2011 年 2011 巻 31 号 p. 60-80
The Lisbon Treaty entered into force as of the 1st of December in 2009 in an unexpected international and domestic environment. The global power shift, from the West to the East as well as from the North to the South, has become visible because of the decline of the economic power of the US and Europe in contrast to the emerging countries including China and India.

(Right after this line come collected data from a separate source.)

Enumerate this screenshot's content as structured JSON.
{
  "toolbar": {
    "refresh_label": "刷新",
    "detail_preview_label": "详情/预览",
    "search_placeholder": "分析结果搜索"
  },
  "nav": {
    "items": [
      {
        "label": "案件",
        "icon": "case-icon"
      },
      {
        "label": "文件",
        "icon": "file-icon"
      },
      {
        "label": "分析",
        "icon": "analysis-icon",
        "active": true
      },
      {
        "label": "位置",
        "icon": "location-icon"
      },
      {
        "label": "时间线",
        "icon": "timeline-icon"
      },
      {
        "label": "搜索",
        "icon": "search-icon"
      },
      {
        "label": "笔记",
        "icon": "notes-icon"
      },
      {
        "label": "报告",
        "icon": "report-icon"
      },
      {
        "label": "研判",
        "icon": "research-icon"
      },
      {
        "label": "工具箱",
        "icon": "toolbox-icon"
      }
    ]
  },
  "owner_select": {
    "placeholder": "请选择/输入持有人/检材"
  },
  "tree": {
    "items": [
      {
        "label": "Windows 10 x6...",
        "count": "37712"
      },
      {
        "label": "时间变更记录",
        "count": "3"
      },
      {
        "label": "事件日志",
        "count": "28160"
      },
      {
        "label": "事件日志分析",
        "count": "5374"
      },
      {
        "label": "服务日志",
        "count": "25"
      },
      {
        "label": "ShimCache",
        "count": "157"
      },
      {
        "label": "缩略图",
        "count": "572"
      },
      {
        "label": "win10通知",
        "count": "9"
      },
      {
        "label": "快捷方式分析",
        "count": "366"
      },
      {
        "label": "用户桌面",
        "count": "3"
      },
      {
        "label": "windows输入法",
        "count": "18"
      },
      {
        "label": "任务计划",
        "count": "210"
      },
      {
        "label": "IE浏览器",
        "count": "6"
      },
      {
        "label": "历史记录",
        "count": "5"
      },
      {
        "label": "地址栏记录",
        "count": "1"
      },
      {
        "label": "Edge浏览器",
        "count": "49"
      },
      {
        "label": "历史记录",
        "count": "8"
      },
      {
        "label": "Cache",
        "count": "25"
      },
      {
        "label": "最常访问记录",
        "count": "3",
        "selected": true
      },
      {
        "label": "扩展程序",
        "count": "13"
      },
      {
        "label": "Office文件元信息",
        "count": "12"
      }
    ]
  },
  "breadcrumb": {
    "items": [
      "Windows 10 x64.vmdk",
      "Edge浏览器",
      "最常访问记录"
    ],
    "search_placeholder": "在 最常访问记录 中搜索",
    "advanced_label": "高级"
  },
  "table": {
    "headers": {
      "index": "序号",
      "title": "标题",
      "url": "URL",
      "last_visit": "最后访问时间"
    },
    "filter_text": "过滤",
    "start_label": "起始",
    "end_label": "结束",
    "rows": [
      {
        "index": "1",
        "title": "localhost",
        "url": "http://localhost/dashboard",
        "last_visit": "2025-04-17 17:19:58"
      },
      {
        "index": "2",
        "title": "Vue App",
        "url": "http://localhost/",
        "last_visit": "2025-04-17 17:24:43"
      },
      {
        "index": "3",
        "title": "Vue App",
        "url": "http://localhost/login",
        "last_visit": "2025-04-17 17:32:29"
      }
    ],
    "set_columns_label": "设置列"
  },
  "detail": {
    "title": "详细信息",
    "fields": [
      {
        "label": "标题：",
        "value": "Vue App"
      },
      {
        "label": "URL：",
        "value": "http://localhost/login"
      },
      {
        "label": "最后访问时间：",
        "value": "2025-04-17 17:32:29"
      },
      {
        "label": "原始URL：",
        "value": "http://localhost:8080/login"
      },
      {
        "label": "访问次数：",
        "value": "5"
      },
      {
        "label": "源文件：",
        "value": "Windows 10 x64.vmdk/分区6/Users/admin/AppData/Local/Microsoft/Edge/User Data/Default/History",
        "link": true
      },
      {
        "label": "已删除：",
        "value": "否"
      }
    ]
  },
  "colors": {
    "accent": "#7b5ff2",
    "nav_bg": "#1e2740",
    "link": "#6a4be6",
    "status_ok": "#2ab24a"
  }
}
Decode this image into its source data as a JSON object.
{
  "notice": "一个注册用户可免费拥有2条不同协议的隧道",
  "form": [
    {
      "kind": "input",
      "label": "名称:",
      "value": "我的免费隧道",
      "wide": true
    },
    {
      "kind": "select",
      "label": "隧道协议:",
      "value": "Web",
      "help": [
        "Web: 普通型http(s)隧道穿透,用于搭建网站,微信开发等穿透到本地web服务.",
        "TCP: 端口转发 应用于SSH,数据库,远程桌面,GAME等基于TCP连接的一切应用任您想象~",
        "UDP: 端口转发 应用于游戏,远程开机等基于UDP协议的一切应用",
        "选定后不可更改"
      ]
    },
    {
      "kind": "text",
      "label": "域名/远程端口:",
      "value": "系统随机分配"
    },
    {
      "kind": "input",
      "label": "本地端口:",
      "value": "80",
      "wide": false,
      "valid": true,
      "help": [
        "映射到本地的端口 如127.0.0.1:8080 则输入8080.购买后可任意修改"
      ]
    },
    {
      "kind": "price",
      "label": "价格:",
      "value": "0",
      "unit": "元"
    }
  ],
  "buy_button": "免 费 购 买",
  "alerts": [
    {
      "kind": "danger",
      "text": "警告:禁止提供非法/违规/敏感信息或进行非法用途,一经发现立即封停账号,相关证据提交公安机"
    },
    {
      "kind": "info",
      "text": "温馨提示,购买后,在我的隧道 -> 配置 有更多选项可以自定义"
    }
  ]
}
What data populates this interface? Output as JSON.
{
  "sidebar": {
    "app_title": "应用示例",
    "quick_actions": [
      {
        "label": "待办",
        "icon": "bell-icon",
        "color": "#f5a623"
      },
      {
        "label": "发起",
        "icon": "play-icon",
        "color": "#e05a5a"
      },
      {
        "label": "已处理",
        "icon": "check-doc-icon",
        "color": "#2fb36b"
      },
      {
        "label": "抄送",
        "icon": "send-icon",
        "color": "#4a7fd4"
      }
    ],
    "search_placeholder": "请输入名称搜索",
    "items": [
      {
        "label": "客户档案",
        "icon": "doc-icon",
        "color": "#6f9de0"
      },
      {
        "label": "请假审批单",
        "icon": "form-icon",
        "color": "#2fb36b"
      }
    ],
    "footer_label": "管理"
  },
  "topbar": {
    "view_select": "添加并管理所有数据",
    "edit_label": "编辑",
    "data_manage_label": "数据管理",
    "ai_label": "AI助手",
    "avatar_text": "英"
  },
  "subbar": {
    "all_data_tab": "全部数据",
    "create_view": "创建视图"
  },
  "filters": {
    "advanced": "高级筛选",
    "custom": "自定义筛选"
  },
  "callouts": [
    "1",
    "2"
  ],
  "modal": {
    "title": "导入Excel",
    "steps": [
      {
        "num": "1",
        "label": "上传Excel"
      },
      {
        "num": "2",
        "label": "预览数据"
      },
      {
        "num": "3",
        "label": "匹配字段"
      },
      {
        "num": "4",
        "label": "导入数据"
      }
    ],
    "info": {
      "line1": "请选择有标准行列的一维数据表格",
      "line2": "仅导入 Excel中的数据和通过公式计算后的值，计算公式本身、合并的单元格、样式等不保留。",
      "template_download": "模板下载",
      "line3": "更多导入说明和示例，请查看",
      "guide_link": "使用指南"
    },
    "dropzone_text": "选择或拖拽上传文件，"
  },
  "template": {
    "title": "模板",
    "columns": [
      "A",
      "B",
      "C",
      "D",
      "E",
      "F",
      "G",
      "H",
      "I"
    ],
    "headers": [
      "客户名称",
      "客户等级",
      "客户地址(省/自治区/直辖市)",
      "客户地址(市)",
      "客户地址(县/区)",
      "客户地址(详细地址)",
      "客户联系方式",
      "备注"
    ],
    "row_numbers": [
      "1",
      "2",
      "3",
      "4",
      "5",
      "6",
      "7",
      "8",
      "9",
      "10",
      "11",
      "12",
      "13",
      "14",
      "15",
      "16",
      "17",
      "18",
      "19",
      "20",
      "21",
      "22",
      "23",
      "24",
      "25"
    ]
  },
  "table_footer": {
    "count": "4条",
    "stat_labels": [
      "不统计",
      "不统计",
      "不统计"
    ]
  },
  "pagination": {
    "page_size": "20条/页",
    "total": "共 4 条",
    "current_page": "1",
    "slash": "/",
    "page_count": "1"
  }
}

The Lisbon Treaty aimed at strengthening the foreign and security policy of the EU by nominating the President of the European Council as well as the High Representative of the Foreign and Security Policy, who is double-hatted with the Vice President of the European Commission. The establishment of the European External Action Service (EEAS), the sui generis body, is expected to facilitate policy coordination and implementation. By the end of the year 2010, principal posts of the EEAS were appointed. Its overseas delegations are to have political officers and the EU member countries are to contribute their diplomats to them. The EU delegations are to take the role of coordination among the EU member countries’ embassies and missions to the international organisations, which used to be the role of the presidency countries. The European Parliament is increasing its role in EU external relations. The EU has started to review its relations with its strategic partners, which include the US, Russia, Canada, Japan, China, India, Brazil. Mexico and South Africa. In the course of the year 2010, the EU had an extraordinary summit meeting in September with the Foreign Ministers and it was discussed in the European Council in December. It will serve an enhanced role of the EU as a global player. Once the European External Action Service is in full action in several years, it will enhance the role of the EU as a global player.